Loney: How will the advancement of ChatGPT play a role in the corporate structure as we move forward?
Wu: I think the robot thing is the tip of the iceberg. ChatGPT, the large language model, is going to accelerate that process tremendously. Because if you think about what ChatGPT and these large language models are targeting, it’s exactly that middle-skill work. And because these technologies are really good, when you are an expert in that field already, it accelerates your work. But who was doing that work for you before, if you were a senior person? It’s people below you. Now, you can use the ChatGPT to do a lot of it for you. So, it’s precisely that middle-skill work that is being targeted. And that’s exactly the same effect of the robots. There was a recent paper by OpenAI and also our colleagues at Wharton that showed that the skill set that’s being targeted by ChatGPT is middle-skill programming jobs and writers.
Loney: Does the longer-term outlook for middle-skill jobs look very bleak at this point?
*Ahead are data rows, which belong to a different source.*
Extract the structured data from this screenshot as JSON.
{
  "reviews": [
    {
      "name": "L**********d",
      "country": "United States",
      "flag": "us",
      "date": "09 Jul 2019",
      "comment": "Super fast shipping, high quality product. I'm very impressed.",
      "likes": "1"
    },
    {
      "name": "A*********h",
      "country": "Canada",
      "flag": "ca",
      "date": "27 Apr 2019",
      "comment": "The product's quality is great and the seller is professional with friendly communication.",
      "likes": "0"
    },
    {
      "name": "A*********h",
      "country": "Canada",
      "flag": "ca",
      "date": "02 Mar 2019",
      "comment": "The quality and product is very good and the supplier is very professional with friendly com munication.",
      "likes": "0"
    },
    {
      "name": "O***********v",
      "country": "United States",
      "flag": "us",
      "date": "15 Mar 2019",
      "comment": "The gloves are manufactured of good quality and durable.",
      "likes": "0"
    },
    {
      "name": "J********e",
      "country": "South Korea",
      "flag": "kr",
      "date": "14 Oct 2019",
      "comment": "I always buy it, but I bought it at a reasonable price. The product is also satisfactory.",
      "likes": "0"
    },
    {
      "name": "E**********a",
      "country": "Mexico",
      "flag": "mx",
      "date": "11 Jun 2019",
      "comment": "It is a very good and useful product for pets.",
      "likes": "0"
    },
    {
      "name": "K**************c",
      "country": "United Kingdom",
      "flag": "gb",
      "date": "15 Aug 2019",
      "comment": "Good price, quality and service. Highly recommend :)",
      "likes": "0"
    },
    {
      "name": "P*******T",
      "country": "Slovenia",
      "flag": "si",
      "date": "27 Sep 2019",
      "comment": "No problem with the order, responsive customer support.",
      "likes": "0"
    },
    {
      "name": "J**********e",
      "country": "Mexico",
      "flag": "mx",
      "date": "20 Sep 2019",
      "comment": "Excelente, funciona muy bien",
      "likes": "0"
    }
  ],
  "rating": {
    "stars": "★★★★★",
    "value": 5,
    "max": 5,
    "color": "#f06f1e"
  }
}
Wu: I think existing middle-skill work is in trouble. But new middle-skill work will be created. For example, there’s prompt engineering, something you’ve never heard of until maybe a few months ago. These engineers are literally trying to make ChatGPT do what it’s supposed to do. We’ll need robot technicians to fix the robots, process engineering to observe processes, and see where robots can be used in the production processes. All these things are probably going to be new tasks. Over time, these new tasks will evolve into new career opportunities, just like 20 years ago when there was no social media manager, right? That’s a new job that was created as a result of the technologies.
But the important problem is not necessarily the new jobs that will be created. I guarantee you that new jobs and new tasks will be created. It’s the speed at which we can retrain the existing workforce to leverage that. The last time we had this kind of dramatic technology change was probably the Industrial Revolution, the steam engine being replaced by electricity. That took 30, 40 years to complete. And that means existing managers retire, the existing workforce retires. This time, we are not going to have a 30, 40-year horizon. We’re going to have a five, 10-year horizon. How you retrain that existing workforce is going to be a huge challenge for everyone.